In this book Cheikh Anta Diop, a Senegalese Egyptologist, makes the case that both mankind and civilization started with black people. It argues that Ancient Egypt was largely Black African in race and culture during the first 2,000 years of its civilization.
This book covers interesting facts about Moorish history and articles which bring the information current. This book contains a wide range of topics arranged neatly for easy use along with factual references and internet links for those who like to take their studies to the next level.
This autobiography of Booker T. Washington details his personal experiences working to rise from the position of a slave child during the Civil War, to the difficulties and obstacles he overcame to get an education to help black people learn useful, marketable skills and work to pull themselves, as a race, up by the bootstraps.
More than any other black leader, H. Rap Brown, chairman of the radical Black Power organization Student Nonviolent Coordinating Committee (SNCC), came to symbolize the ideology of black revolution. This autobiography—which was first published in 1969, went through seven printings and has long been unavailable—chronicles the making of a revolutionary. It is much more than a personal history, however; it is a call to arms, an urgent message to the black community to be the vanguard force in the struggle of oppressed people.
Afro-Latin America 1800-2000 (By George Reid Andrews)
In this, the first history of the African diaspora in Latin America from emancipation to the present, George Reid Andrews deftly synthesizes the history of people of African descent in every Latin American country from Mexico and the Caribbean to Argentina. He examines how African peoples and their descendants made their way from slavery to freedom and how they helped shape and responded to political, economic, and cultural changes in their societies.

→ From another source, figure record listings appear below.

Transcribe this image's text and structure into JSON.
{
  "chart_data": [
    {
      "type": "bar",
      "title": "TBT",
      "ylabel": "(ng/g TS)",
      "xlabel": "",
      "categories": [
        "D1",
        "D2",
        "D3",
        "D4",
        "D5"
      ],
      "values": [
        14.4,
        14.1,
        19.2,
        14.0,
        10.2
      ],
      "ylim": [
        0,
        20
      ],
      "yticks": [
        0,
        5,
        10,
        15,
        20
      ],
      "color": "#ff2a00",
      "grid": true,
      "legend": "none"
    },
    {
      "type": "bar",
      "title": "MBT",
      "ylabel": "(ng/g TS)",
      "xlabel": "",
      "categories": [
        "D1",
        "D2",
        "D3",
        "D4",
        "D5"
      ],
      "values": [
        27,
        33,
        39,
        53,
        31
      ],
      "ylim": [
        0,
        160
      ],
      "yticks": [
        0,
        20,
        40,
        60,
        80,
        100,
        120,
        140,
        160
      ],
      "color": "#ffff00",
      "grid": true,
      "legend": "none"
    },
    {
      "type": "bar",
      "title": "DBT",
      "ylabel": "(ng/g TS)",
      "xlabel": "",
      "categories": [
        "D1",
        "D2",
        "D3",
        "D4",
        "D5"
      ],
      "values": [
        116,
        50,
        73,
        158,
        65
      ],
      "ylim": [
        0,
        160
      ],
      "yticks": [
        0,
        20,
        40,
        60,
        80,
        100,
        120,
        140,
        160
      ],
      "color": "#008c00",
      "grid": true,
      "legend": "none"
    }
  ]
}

This intensely personal and political autobiography belies the fearsome image of JoAnne Chesimard long projected by the media and the state. With wit and candor, Assata Shakur recounts the experiences that led her to a life of activism and portrays the strengths, weaknesses, and eventual demise of Black and White revolutionary groups at the hand of government officials.

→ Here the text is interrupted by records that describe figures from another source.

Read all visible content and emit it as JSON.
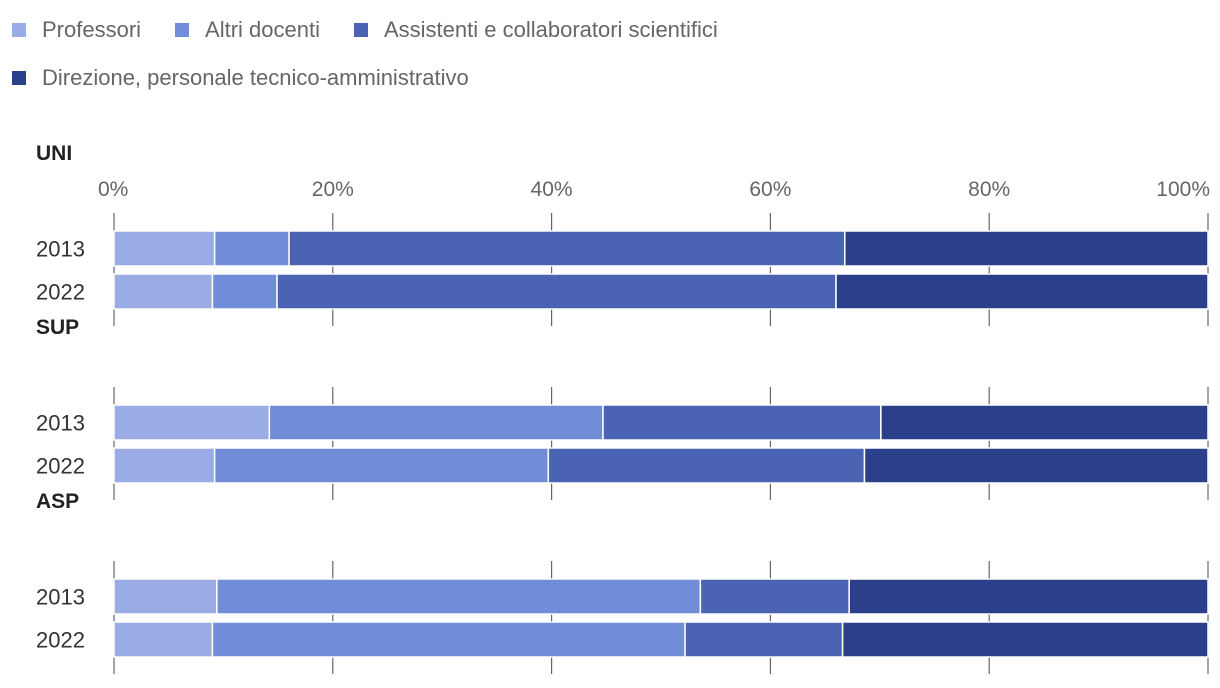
{
  "legend": [
    {
      "label": "Professori",
      "color": "#9aace6"
    },
    {
      "label": "Altri docenti",
      "color": "#728dd8"
    },
    {
      "label": "Assistenti e collaboratori scientifici",
      "color": "#4a63b2"
    },
    {
      "label": "Direzione, personale tecnico-amministrativo",
      "color": "#2b3f8a"
    }
  ],
  "chart_data": {
    "type": "bar",
    "orientation": "horizontal",
    "stacked": true,
    "normalized": true,
    "x_ticks": [
      "0%",
      "20%",
      "40%",
      "60%",
      "80%",
      "100%"
    ],
    "xlim": [
      0,
      100
    ],
    "series_names": [
      "Professori",
      "Altri docenti",
      "Assistenti e collaboratori scientifici",
      "Direzione, personale tecnico-amministrativo"
    ],
    "groups": [
      {
        "name": "UNI",
        "rows": [
          {
            "label": "2013",
            "values": [
              9.2,
              6.8,
              50.8,
              33.2
            ]
          },
          {
            "label": "2022",
            "values": [
              9.0,
              5.9,
              51.1,
              34.0
            ]
          }
        ]
      },
      {
        "name": "SUP",
        "rows": [
          {
            "label": "2013",
            "values": [
              14.2,
              30.5,
              25.4,
              29.9
            ]
          },
          {
            "label": "2022",
            "values": [
              9.2,
              30.5,
              28.9,
              31.4
            ]
          }
        ]
      },
      {
        "name": "ASP",
        "rows": [
          {
            "label": "2013",
            "values": [
              9.4,
              44.2,
              13.6,
              32.8
            ]
          },
          {
            "label": "2022",
            "values": [
              9.0,
              43.2,
              14.4,
              33.4
            ]
          }
        ]
      }
    ]
  }
}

Message to the Blackman (By Elijah Muhammad)
Elijah Muhammad, by far, was one of the most powerful black men in America. Known more for the students he produced, like Malcolm X, Louis Farrakhan and Muhammad Ali, this man exposed the black man as well as the world to a teaching, till now, was only used behind closed doors of high degree Masons and Shriners. An easy and smart read. The book approaches the question of what and who is God. It explores the origin of the original man, mankind, devil, heaven and hell.
Sister Citizen (By Melissa V. Harris-Perry)
In this groundbreaking book, Melissa V. Harris-Perry uses multiple methods of inquiry, including literary analysis, political theory, focus groups, surveys, and experimental research, to understand more deeply black women’s political and emotional responses to pervasive negative race and gender images. Not a traditional political science work concerned with office-seeking, voting, or ideology, Sister Citizen instead explores how African American women understand themselves as citizens and what they expect from political organizing.
Woman, Race, & Class (By Angela Davis)
A powerful study of the women’s movement in the U.S. from abolitionist days to the present that demonstrates how it has always been hampered by the racist and classist biases of its leaders.